Il arrive des instants vitaux dans la vie d’une nation. Des instants à ne jamais rater d’ou la pertinence des quatre avant projets de loi du Chef de l’Etat pour assainir le paysage politique, verrouiller le système électoral, responsabiliser davantage le juge électoral et corriger les balafres de la démocratie Sénégalaise. Ce choix hautement républicain de Bassirou Diomaye Faye prouve son adhésion aux propos historiques du président du Conseil Constitutionnel, Feu le juge Mamadou Badio Camara.
Il saluait à l’époque, en avril 2024, l’élection du président Diomaye Faye comme « un choix éclatant du peuple », symbole d’une volonté de rupture dans la gouvernance et un renouveau générationnel.
Le président Bassirou Diomaye Faye, du haut de ses quarante dix berges, porte sur ses épaules les espoirs d’un peuple entier, notamment ces jeunes qui, dans leur quête d’une vie meilleure, bravent l’océan ou les déserts au péril de leur vie.
Alors Feu Mamadou Badio Camara de lui rappeler « Quand surgiront les tentations, l’ivresse de la puissance, les démons de la division, qu’il se rappelle que c’est la volonté divine qui prime, et non celle des hommes ». Ce moment semble venu mais face aux démons de la division, le président de la république, en toute sérénité et fortement incrusté dans les valeurs de la république, refuse les querelles inutiles voire politiciennes.

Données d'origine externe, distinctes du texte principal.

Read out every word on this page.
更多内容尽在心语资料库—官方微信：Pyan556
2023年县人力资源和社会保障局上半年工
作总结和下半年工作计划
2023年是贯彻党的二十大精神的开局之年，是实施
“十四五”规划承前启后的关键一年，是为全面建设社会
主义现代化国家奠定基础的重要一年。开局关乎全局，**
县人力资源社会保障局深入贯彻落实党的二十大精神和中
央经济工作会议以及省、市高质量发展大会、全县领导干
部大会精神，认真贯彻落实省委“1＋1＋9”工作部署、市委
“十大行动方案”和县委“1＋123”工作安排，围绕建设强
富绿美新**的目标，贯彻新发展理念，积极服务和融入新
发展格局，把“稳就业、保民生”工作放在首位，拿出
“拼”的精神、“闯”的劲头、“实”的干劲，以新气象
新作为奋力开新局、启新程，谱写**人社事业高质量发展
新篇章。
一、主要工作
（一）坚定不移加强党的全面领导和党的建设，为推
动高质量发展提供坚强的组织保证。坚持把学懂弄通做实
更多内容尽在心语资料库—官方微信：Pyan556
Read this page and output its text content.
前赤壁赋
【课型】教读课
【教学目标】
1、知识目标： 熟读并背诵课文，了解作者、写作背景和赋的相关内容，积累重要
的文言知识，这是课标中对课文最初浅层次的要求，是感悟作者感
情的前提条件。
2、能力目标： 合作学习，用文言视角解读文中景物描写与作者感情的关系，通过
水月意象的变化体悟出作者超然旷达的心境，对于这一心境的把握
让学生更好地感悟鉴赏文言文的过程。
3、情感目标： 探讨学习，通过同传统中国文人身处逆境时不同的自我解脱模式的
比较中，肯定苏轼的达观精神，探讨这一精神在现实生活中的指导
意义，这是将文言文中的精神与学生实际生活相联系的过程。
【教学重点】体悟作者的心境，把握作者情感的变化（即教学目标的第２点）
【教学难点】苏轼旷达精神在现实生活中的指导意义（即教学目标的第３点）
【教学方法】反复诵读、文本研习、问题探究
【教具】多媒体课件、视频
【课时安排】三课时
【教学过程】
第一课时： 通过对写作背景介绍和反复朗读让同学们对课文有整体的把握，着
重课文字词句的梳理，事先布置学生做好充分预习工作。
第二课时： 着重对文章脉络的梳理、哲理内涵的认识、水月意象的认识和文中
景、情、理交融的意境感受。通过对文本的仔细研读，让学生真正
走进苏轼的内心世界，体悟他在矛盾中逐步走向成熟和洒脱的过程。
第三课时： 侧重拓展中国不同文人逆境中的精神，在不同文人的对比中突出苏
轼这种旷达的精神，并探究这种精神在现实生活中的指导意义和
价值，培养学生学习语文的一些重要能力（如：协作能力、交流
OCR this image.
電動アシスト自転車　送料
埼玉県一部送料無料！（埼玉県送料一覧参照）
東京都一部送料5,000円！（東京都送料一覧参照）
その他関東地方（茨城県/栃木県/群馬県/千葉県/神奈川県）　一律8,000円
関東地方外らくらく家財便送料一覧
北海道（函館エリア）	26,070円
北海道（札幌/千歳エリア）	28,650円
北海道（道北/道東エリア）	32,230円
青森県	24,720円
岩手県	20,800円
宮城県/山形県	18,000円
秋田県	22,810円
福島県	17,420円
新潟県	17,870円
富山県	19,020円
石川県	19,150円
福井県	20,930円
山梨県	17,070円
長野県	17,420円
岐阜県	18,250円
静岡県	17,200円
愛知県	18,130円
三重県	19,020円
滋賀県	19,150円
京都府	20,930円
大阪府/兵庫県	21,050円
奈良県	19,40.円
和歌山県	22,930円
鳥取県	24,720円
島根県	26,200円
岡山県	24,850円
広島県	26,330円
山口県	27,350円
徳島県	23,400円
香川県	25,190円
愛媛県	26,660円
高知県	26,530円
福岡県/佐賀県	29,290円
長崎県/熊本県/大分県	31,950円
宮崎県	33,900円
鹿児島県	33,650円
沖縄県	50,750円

Aux tournées économiques dans les régions, il ajoute l’installation d’organes institutionnels réformés et renforcés, l’implémentation d’entités efficientes comme le conseil stratégique des entreprises où officient désormais des sommités reconnues à l’image de Mouhamadou Makhtar Cissé et Aminata Niane, l’optlimisation des ressources par l’acquisition fortes de parts sociales dans le capital de la centrale énergétique AE Power sans oublier le retour dans le giron national du puits gazier de ….
L’option présidentielle est irréversible : travailler pour les générations futures, satisfaire les attentes d’un peuple lessivé par des décennies de luttes politiciennes partisanes et sécuriser la république contre toutes les menaces dans un environnement sous-régional tendu.
Le peuple s’est rendu aux urnes en avril 2024 pour se doter d’une équipe résolument engagée à étancher sa soif de justice, de réconciliation, de paix, de respect des libertés publiques, d’accès aux soins et de relévement de son pouvoir d’achat pour un marché plus accessible à la consommation.
Ses besoins sont-ils satisfaits ?
A la vengeance, à l’économie en somnolence, aux calculs malsains de situationnistes opportunistes, aux postures défensives, le Chef de l’Etat préfère la culture d’un espoir annonciateur d’un Sénégal toujours meilleur. Protecteur des lettres, des arts et de la science, garant de la Charte fondamentale, père de la nation, Bassirou Diomaye Faye s’est engagé à ne peut continuer à vivre éternellement dans un combat qui ne profite qu’aux politiques. 2029 est encore loin. Il s’est mis au travail pour soulager le peuple. C’est un engagement à respecter. Une obligation constitutionnelle, un sacerdoce pour le président de la république qui, pour avoir connu l’univers carcéral onze mois durant, n’ignore pas que le silence d’un peuple n’est ni approbation ni passivité.